29 января 1929 г. Хабаровск
Здравствуй, Ира! Ты, конечно, уж никаким образом не угадаешь, кто тебе пишет. А пишет Павел Васильев. Помнишь?..
Мне почему-то страшно захотелось написать тебе — именно тебе и никому больше. Не буду вдаваться особенно в «психологию» — скажу только, что иногда у человека бывает потребность вспомнить о давно утерянном и дорогом…
Вот так и со мной случилось. Вдруг поплыли перед глазами картины прошлого — незабываемые, чудесные картины!.. Помнишь, как мы с Юркой играли «в индейцев»?.. Как берегли несметные сокровища бабок?.. Как дрались с ребятами из окрестных дворов? Сорванцы были — не правда ли?..
…Однако давно миновал апрель моей жизни. Всё переменилось. Теперь я довольно известный сибирский поэт и корреспондент популярных газет и журналов. Я печатаюсь в журналах «Новый мир», «Красная новь», «Сибирские огни» и получаю дальние дорогооплачиваемые командировки.

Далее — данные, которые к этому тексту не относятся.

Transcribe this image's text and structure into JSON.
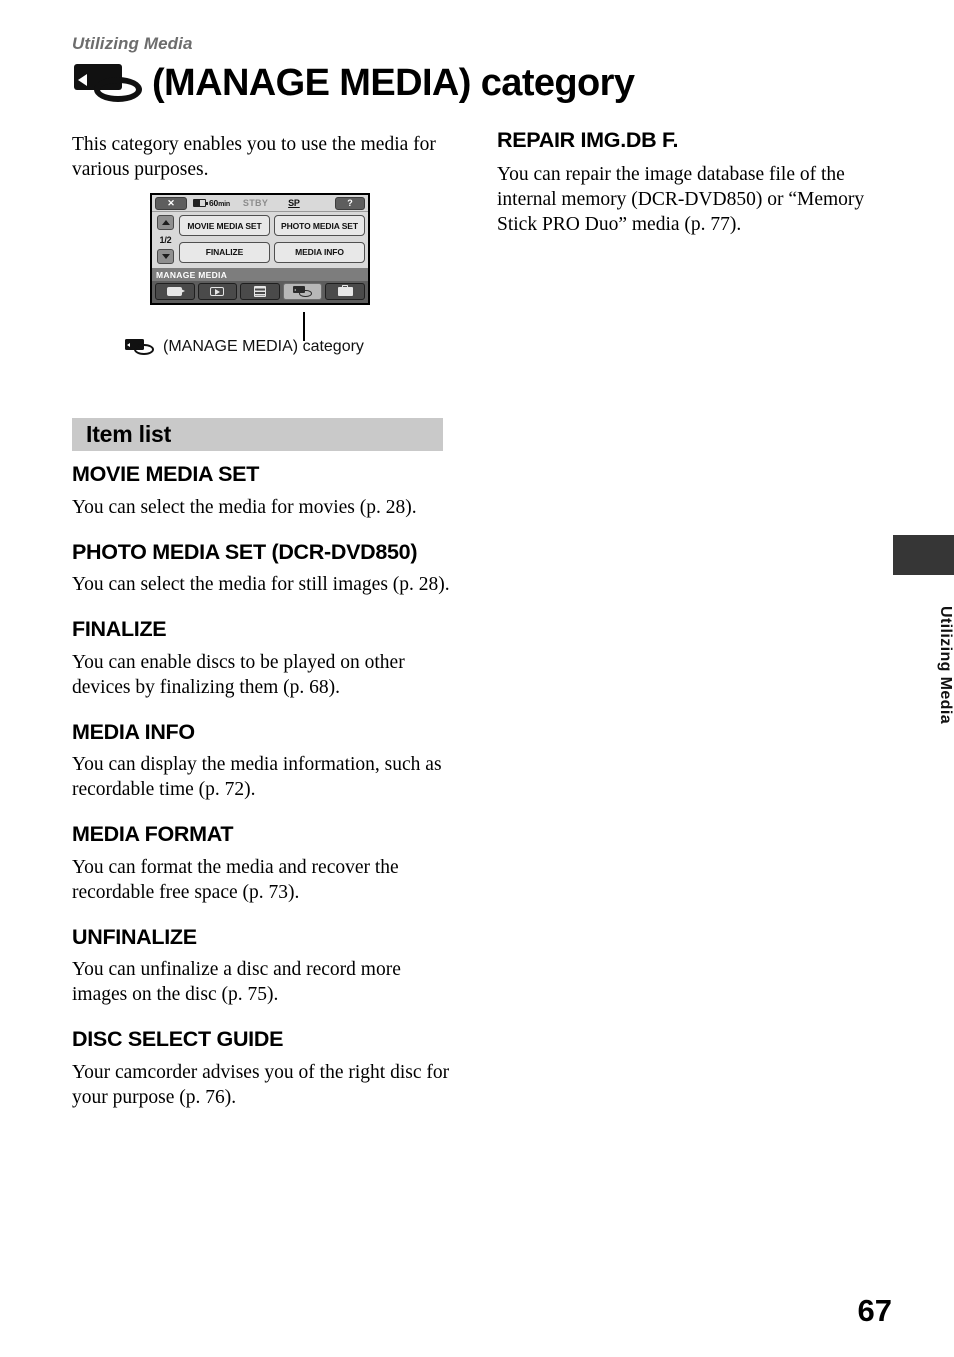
{
  "running_head": "Utilizing Media",
  "title": {
    "icon": "manage-media-icon",
    "text": "(MANAGE MEDIA) category"
  },
  "intro_paragraph": "This category enables you to use the media for various purposes.",
  "lcd_figure": {
    "status_bar": {
      "close_label": "✕",
      "battery_time": "60",
      "battery_unit": "min",
      "mode": "STBY",
      "quality": "SP",
      "help_label": "?"
    },
    "page_indicator": "1/2",
    "up_arrow": "▲",
    "down_arrow": "▼",
    "menu_items": [
      "MOVIE MEDIA SET",
      "PHOTO MEDIA SET",
      "FINALIZE",
      "MEDIA INFO"
    ],
    "category_label": "MANAGE MEDIA",
    "tabs": [
      {
        "name": "camera-tab",
        "selected": false
      },
      {
        "name": "playback-tab",
        "selected": false
      },
      {
        "name": "menu-tab",
        "selected": false
      },
      {
        "name": "manage-media-tab",
        "selected": true
      },
      {
        "name": "others-tab",
        "selected": false
      }
    ]
  },
  "figure_caption": "(MANAGE MEDIA) category",
  "item_list": {
    "heading": "Item list",
    "entries": [
      {
        "title": "MOVIE MEDIA SET",
        "desc": "You can select the media for movies (p. 28)."
      },
      {
        "title": "PHOTO MEDIA SET (DCR-DVD850)",
        "desc": "You can select the media for still images (p. 28)."
      },
      {
        "title": "FINALIZE",
        "desc": "You can enable discs to be played on other devices by finalizing them (p. 68)."
      },
      {
        "title": "MEDIA INFO",
        "desc": "You can display the media information, such as recordable time (p. 72)."
      },
      {
        "title": "MEDIA FORMAT",
        "desc": "You can format the media and recover the recordable free space (p. 73)."
      },
      {
        "title": "UNFINALIZE",
        "desc": "You can unfinalize a disc and record more images on the disc (p. 75)."
      },
      {
        "title": "DISC SELECT GUIDE",
        "desc": "Your camcorder advises you of the right disc for your purpose (p. 76)."
      }
    ]
  },
  "right_column": {
    "title": "REPAIR IMG.DB F.",
    "desc": "You can repair the image database file of the internal memory (DCR-DVD850) or “Memory Stick PRO Duo” media (p. 77)."
  },
  "thumb_index": {
    "label": "Utilizing Media",
    "tab_color": "#363636"
  },
  "page_number": "67",
  "colors": {
    "section_bar": "#c9c9c9",
    "running_head": "#6d6d6d",
    "lcd_background": "#d9d9d9",
    "lcd_tabbar": "#5d5d5d"
  }
}
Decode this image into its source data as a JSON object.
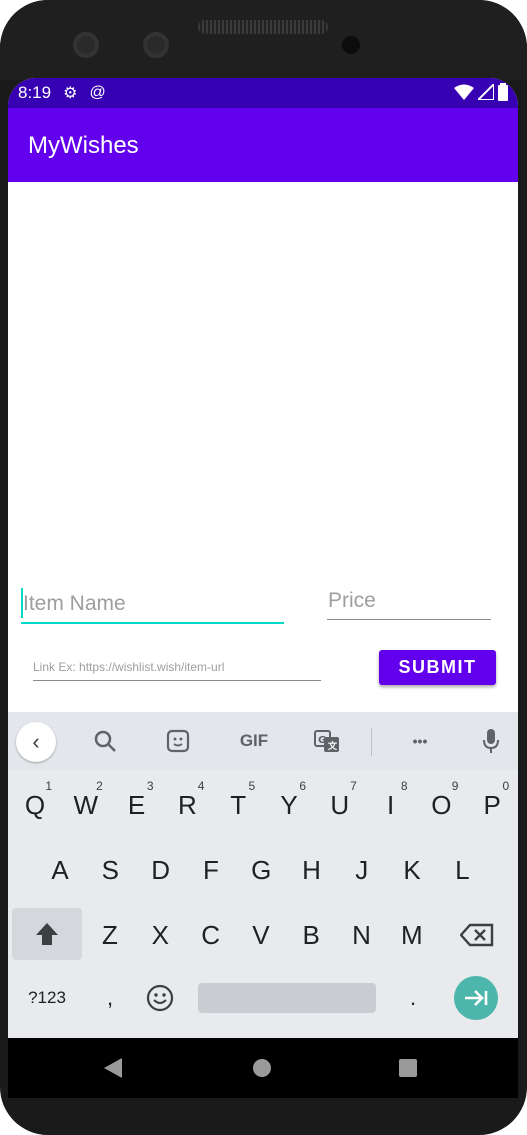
{
  "status": {
    "time": "8:19",
    "settings_icon": "gear-icon",
    "sync_icon": "at-icon"
  },
  "appbar": {
    "title": "MyWishes"
  },
  "form": {
    "item_name_placeholder": "Item Name",
    "price_placeholder": "Price",
    "link_placeholder": "Link Ex: https://wishlist.wish/item-url",
    "submit_label": "SUBMIT"
  },
  "keyboard": {
    "toolbar": {
      "gif_label": "GIF",
      "more_label": "•••"
    },
    "row1": [
      {
        "k": "Q",
        "n": "1"
      },
      {
        "k": "W",
        "n": "2"
      },
      {
        "k": "E",
        "n": "3"
      },
      {
        "k": "R",
        "n": "4"
      },
      {
        "k": "T",
        "n": "5"
      },
      {
        "k": "Y",
        "n": "6"
      },
      {
        "k": "U",
        "n": "7"
      },
      {
        "k": "I",
        "n": "8"
      },
      {
        "k": "O",
        "n": "9"
      },
      {
        "k": "P",
        "n": "0"
      }
    ],
    "row2": [
      "A",
      "S",
      "D",
      "F",
      "G",
      "H",
      "J",
      "K",
      "L"
    ],
    "row3": [
      "Z",
      "X",
      "C",
      "V",
      "B",
      "N",
      "M"
    ],
    "symbols_label": "?123",
    "comma_label": ",",
    "period_label": "."
  }
}
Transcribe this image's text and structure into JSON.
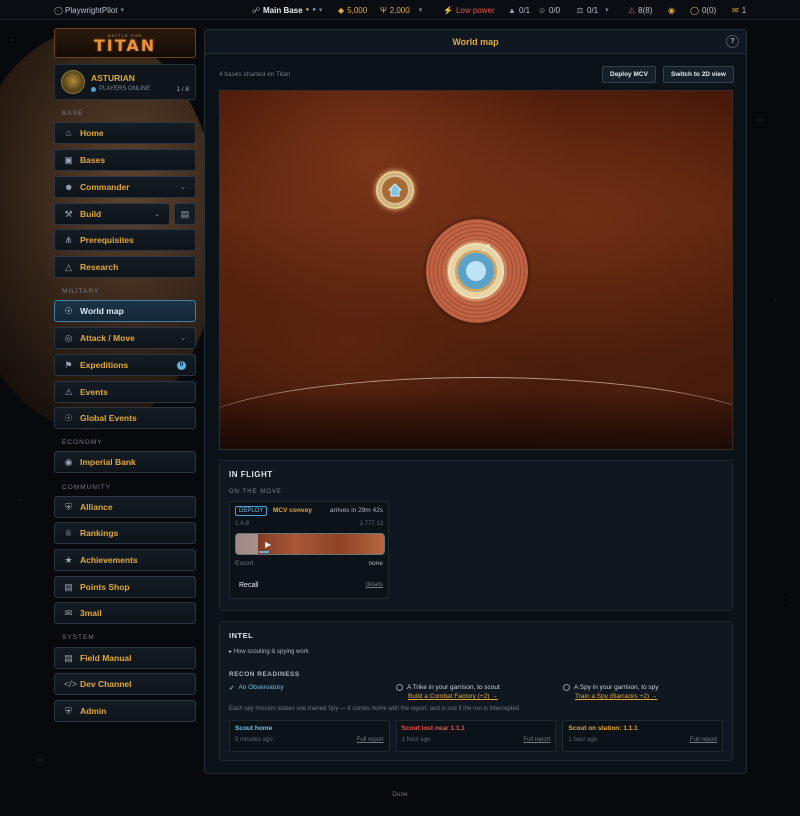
{
  "topbar": {
    "user": "PlaywrightPilot",
    "base": "Main Base",
    "resource1": "5,000",
    "resource2": "2,000",
    "power": "Low power",
    "stat1": "0/1",
    "stat2": "0/0",
    "stat3": "0/1",
    "alerts": "8(8)",
    "shield": "0(0)",
    "mail": "1"
  },
  "logo": {
    "small": "BATTLE FOR",
    "big": "TITAN"
  },
  "profile": {
    "name": "ASTURIAN",
    "status": "PLAYERS ONLINE",
    "count": "1 / 8"
  },
  "sections": {
    "base": "BASE",
    "military": "MILITARY",
    "economy": "ECONOMY",
    "community": "COMMUNITY",
    "system": "SYSTEM"
  },
  "nav": {
    "home": "Home",
    "bases": "Bases",
    "commander": "Commander",
    "build": "Build",
    "prerequisites": "Prerequisites",
    "research": "Research",
    "world_map": "World map",
    "attack_move": "Attack / Move",
    "expeditions": "Expeditions",
    "expeditions_badge": "0",
    "events": "Events",
    "global_events": "Global Events",
    "imperial_bank": "Imperial Bank",
    "alliance": "Alliance",
    "rankings": "Rankings",
    "achievements": "Achievements",
    "points_shop": "Points Shop",
    "mail": "3mail",
    "field_manual": "Field Manual",
    "dev_channel": "Dev Channel",
    "admin": "Admin"
  },
  "panel": {
    "title": "World map",
    "help": "?",
    "subtitle": "4 bases charted on Titan",
    "deploy_button": "Deploy MCV",
    "switch_button": "Switch to 2D view"
  },
  "in_flight": {
    "title": "IN FLIGHT",
    "sub": "ON THE MOVE",
    "tag": "DEPLOY",
    "name": "MCV convoy",
    "arrives": "arrives in 29m 42s",
    "from": "1.A.8",
    "to": "1.777.13",
    "escort_label": "Escort",
    "escort_value": "none",
    "recall": "Recall",
    "details": "details",
    "progress": 0.15
  },
  "intel": {
    "title": "INTEL",
    "howto": "How scouting & spying work",
    "recon": "RECON READINESS",
    "req1": "An Observatory",
    "req2": "A Trike in your garrison, to scout",
    "req2_link": "Build a Combat Factory (+2) →",
    "req3": "A Spy in your garrison, to spy",
    "req3_link": "Train a Spy (Barracks +2) →",
    "note": "Each spy mission stakes one trained Spy — it comes home with the report, and is lost if the run is intercepted",
    "reports": [
      {
        "title": "Scout home",
        "time": "5 minutes ago",
        "link": "Full report"
      },
      {
        "title": "Scout lost near 1.1.1",
        "time": "1 hour ago",
        "link": "Full report"
      },
      {
        "title": "Scout on station: 1.1.1",
        "time": "1 hour ago",
        "link": "Full report"
      }
    ]
  },
  "footer": "Dune"
}
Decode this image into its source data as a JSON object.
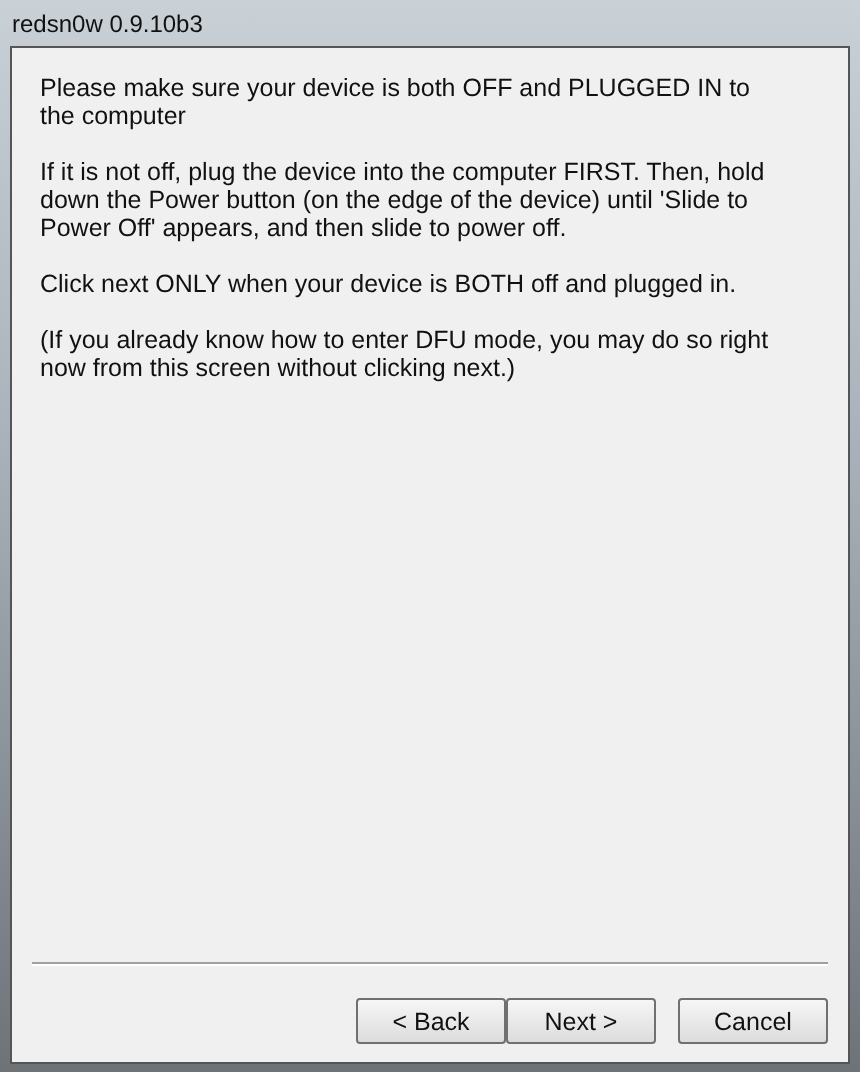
{
  "window": {
    "title": "redsn0w 0.9.10b3"
  },
  "paragraphs": [
    "Please make sure your device is both OFF and PLUGGED IN to the computer",
    "If it is not off, plug the device into the computer FIRST. Then, hold down the Power button (on the edge of the device) until 'Slide to Power Off' appears, and then slide to power off.",
    "Click next ONLY when your device is BOTH off and plugged in.",
    "(If you already know how to enter DFU mode, you may do so right now from this screen without clicking next.)"
  ],
  "buttons": [
    {
      "label": "< Back",
      "kind": "back"
    },
    {
      "label": "Next >",
      "kind": "next"
    },
    {
      "label": "Cancel",
      "kind": "cancel"
    }
  ]
}
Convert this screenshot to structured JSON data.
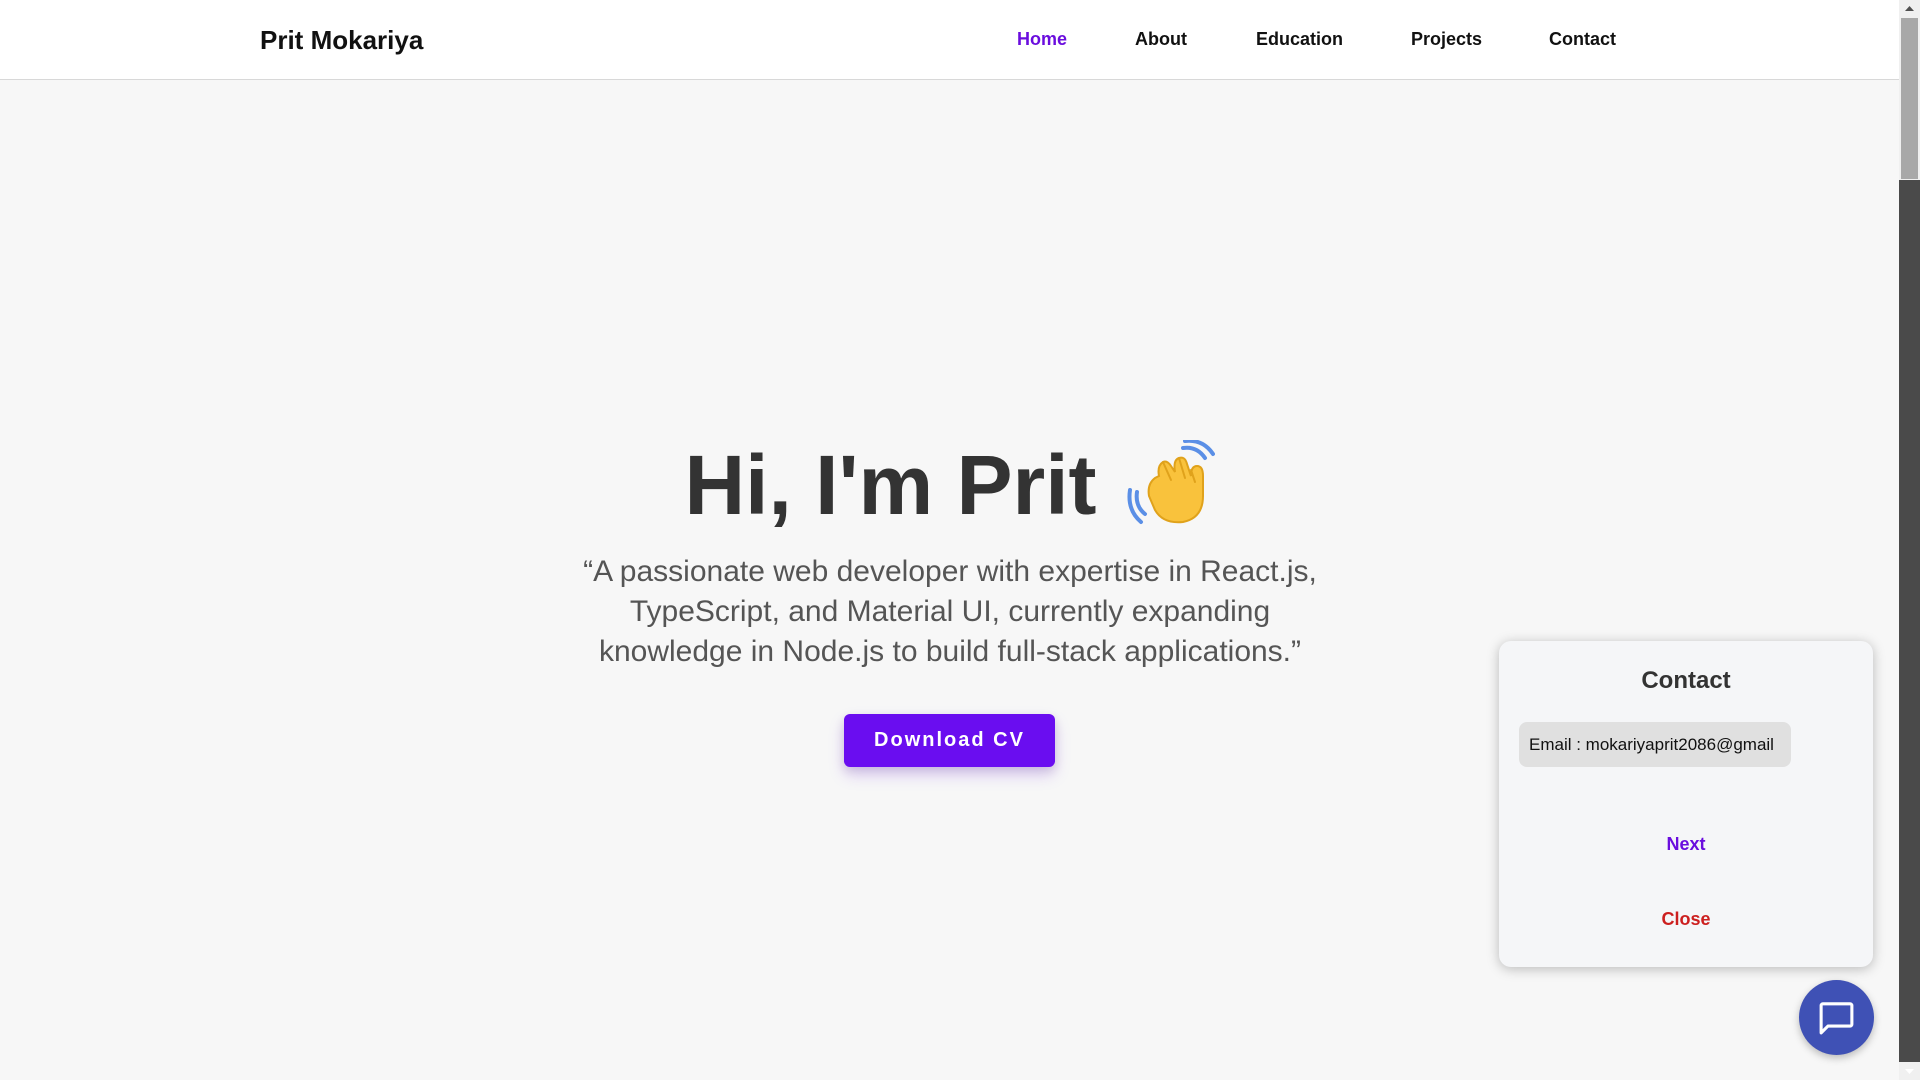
{
  "navbar": {
    "brand": "Prit Mokariya",
    "links": [
      {
        "label": "Home",
        "active": true
      },
      {
        "label": "About",
        "active": false
      },
      {
        "label": "Education",
        "active": false
      },
      {
        "label": "Projects",
        "active": false
      },
      {
        "label": "Contact",
        "active": false
      }
    ]
  },
  "hero": {
    "title": "Hi, I'm Prit",
    "wave_icon": "waving-hand-icon",
    "quote_lines": [
      "“A passionate web developer with expertise in React.js,",
      "TypeScript, and Material UI, currently expanding",
      "knowledge in Node.js to build full-stack applications.”"
    ],
    "download_label": "Download CV"
  },
  "contact_card": {
    "title": "Contact",
    "email_text": "Email : mokariyaprit2086@gmail",
    "next_label": "Next",
    "close_label": "Close"
  },
  "chat_fab": {
    "icon": "chat-bubble-icon"
  },
  "colors": {
    "accent": "#6a0df0",
    "close": "#cc1f1f",
    "fab": "#3f51b5",
    "background": "#f7f7f7"
  }
}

Я побывал в Ташкенте, Самарканде, Москве, Батуми, Константинополе, Владивостоке… Вышел в Сибкрайиздате сборник моих художественных очерков и выходит скоро сборник стихов. Критика возлагает на меня большие надежды.
Сейчас я пишу тебе из г. Хабаровска. Хочешь, я расскажу тебе, как я сюда попал?
В августе 1928 г. я получил командировку от газеты «Советская Сибирь» на золотые прииска.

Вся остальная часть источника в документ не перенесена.